Second round of voting on Sunday sees Emmanuel Macron take on Marine Le Pen, as was the case in 2017
French voters head to the polls on Sunday, for the second time this month, facing a stark choice between two candidates with far different visions for the country, Europe and the world in a closely-watched, high-stakes election with broad ramifications beyond the country’s borders.
Back then Mr Macron was the young, favoured upstart, challenging the duopoly of the centre-right and centre-left political parties that had dominated French politics for a decade. But now it is Mr Macron who is the establishment candidate, facing off against Ms Le Pen, who has painted him as an out-of-touch elitist to increasingly angry voters.
In the first-round, fringe and anti-establishment candidates of the left and right won more than 60 per cent of the vote. Ms Le Pen has studiously sought to soften her image and that of the five-decade movement she inherited from her extreme-right father, Jean Marie Le Pen.
Supporters of Mr Macron tend to be richer, city-dwelling and cosmopolitan while those of Ms Le Pen poorer, rural and conservative.
The outcome of the election will largely hinge on turnout during what is expected to be a partly rainy day that falls within French scholastic holidays that will see some families travelling.
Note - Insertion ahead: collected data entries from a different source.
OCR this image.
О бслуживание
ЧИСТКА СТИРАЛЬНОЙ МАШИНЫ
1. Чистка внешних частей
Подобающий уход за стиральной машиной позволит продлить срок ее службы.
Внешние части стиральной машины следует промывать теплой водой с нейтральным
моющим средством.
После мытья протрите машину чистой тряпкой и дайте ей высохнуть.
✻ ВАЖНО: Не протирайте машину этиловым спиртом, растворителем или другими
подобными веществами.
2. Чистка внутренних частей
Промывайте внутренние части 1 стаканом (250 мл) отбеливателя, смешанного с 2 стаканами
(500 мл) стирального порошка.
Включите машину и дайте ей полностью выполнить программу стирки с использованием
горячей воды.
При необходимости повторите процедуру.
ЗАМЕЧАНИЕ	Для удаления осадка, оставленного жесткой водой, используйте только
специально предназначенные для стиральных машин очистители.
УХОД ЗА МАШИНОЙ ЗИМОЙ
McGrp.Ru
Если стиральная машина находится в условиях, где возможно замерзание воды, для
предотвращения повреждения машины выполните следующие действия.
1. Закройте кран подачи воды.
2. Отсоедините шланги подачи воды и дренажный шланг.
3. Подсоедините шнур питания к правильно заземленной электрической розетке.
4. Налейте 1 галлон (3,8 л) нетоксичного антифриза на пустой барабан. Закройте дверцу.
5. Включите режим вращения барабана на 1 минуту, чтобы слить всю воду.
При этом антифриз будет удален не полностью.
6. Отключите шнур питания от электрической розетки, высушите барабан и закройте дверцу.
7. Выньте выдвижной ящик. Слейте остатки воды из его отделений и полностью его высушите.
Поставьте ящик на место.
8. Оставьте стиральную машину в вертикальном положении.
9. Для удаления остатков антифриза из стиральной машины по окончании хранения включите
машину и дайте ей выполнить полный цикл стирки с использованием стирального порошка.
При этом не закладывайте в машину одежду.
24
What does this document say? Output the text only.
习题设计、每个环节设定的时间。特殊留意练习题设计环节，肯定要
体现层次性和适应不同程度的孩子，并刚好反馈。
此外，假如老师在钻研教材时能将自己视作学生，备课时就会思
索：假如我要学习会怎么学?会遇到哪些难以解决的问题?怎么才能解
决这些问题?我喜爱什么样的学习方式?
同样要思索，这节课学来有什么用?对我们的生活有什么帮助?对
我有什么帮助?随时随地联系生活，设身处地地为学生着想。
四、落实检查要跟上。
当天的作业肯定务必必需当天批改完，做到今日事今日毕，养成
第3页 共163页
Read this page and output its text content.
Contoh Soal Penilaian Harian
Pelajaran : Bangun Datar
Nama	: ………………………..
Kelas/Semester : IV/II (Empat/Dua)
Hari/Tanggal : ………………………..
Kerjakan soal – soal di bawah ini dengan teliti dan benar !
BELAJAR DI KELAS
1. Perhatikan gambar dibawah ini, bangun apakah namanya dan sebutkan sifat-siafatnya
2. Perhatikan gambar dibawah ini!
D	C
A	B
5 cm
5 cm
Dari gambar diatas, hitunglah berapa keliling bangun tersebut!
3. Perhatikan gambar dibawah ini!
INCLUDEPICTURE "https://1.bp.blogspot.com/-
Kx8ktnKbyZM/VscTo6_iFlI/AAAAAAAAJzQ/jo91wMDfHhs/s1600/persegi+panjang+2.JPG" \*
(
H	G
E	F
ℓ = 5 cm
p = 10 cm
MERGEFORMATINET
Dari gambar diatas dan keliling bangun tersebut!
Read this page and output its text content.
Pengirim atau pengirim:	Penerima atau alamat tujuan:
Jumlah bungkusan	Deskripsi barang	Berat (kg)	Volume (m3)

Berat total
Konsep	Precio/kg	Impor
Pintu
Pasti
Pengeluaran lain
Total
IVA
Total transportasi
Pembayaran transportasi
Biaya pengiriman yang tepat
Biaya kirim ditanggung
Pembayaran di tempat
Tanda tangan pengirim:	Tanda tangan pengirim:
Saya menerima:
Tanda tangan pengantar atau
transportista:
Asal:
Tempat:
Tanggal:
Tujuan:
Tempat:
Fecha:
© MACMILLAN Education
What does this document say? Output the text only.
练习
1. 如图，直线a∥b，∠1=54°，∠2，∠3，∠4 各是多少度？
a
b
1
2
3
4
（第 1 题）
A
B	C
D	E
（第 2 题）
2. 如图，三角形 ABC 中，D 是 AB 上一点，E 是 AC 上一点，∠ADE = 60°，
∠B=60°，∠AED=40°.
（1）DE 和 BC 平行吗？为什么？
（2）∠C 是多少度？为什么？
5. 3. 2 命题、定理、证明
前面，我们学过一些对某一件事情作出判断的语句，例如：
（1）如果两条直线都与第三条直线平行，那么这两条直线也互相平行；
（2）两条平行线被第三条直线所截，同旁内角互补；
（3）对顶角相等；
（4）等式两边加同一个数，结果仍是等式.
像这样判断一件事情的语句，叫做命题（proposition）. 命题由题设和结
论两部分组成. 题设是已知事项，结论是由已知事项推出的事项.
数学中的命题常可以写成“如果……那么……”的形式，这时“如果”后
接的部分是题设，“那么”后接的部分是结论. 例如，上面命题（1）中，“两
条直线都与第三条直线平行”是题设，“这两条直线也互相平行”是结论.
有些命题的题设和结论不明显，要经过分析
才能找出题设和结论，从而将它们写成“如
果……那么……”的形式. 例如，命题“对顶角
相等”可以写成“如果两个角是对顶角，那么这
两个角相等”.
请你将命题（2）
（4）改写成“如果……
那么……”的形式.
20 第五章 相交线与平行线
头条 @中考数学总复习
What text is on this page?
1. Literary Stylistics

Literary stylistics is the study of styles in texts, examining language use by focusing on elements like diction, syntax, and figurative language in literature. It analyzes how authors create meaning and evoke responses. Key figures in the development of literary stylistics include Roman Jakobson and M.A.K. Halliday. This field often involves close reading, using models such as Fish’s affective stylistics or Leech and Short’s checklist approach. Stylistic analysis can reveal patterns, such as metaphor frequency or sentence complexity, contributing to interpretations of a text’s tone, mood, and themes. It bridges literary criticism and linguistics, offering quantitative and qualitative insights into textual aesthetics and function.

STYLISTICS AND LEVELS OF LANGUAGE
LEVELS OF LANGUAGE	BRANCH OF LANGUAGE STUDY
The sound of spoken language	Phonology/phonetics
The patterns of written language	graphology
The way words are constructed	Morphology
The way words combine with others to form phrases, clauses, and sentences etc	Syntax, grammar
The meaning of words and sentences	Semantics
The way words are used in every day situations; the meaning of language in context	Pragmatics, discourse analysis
France does not allow mail-in balloting, but permits voters to designate proxies, and many voters leaving for holidays were scrambling to find friends and relatives to cast ballots for them.
In the first-round, nearly a quarter of French voted for far-left candidates, especially Jean-Luc Melenchon, and whether they turn up to vote for Mr Macron, stay home or cast protest votes for Ms Le Pen will be decisive.
Those voters now hold the balance of power, and on Thursday, Mr Macron was in the heavily Muslim and immigrant Paris suburb of Seine Saint-Denis, courting voters who sided heavily with Mr Melenchon int he first round.
“All the inhabitants of our popular neighbourhoods are an opportunity for our Republic,” he said. “We do not solve any problem by separating a part of our society.”
While Ms Le Pen could benefit from an electorate simmering with resentments over economic and social issues, she has lost ground to Mr Macron in the weeks since the first round as her agenda has come under scrutiny. Her platform includes undermining European Union rules, discriminating against Muslims and immigrants, and cozying up to the Kremlin.
The latest polls show Le Pen losing to Mr Macron by as much as 15 points, a margin that has widened since a three-hour televised debate between the two candidates on Wednesday.
“Throughout the campaign she has tried to portray herself as a nice lady who loves her cats and wants to help people pay their bills,” said Emma Pearson, editor of The Local, a French news website, and co-host of the Talking France podcast.
“But as soon as you start reading Marine Le Pen’s policies she really is very extreme.”
During their debate, Mr Macron accused Ms Le Pen of wanting to create a dystopian France where police persecuted religious minorities.
Ms Le Pen accused Mr Macron of presiding over a deterioration of the quality of life and purchasing power for French. She continued to hammer away at those same themes during the final days of campaigning, describing Mr Macron as “nonchalant, condescending” and “with limitless arrogance.”
“Everyone understood that Emmanuel Macron did not like the French and especially those who do not agree with his policies because they endure it in their daily lives,” she said during a speech with supporters in far northwest France on Thursday. “Can we entrust five more years to a president who shrugs his shoulders and never questions himself?”
France is one of only nine nuclear weapons powers as well as one of the five veto-wielding permanent members of the United Nations Security Council.
Ms Le Pen, who has been close to President Vladmir Putin for years, has said she might withhold lethal aid for Ukrainian forces battling a Russian invasion, and remove Paris from the Nato integrated command, jeopardising efforts to confront Moscow’s ambitions in eastern Europe.
The high stakes of the election were highlighted by German chancellor Olaf Scholz, who issued a ringing endorsement for Mr Macron in a tweet on Thursday.
“The choice that the French people are facing is critical for France and for Europe,” he wrote. “It is the choice between a democratic candidate, who believes that France grows in a powerful EU. And a far-right candidate, who openly sides with those attacking our freedom and democracy.”
In a series of tweets, even Alexey Navalny, the jailed Russian dissident, alleged that Ms Le Pen had taken loans from a bank that he described as “Putin’s notorious money-laundering outfit” and urged French voters to back Mr Macron.
“Elections are always difficult,” he wrote. “But you have to go to them to at least vote against someone. I won’t be able to wear a scarf in solidarity with the French on April 24 — it’s considered a ‘dress code offence’ here, they might put me in solitary confinement for that. But I will root for France, the French and Emmanuel Macron.”
Ms Le Pen, in turn, has been praised by Steve Bannon, the far-right American commentator who helped Donald Trump achieve victory in the 2016 elections.
“Marine Le Pen does not need my help to win,” he reportedly said in an interview with French broadcasters. “I am her friend, maybe her colleague, but she will win this election by herself.”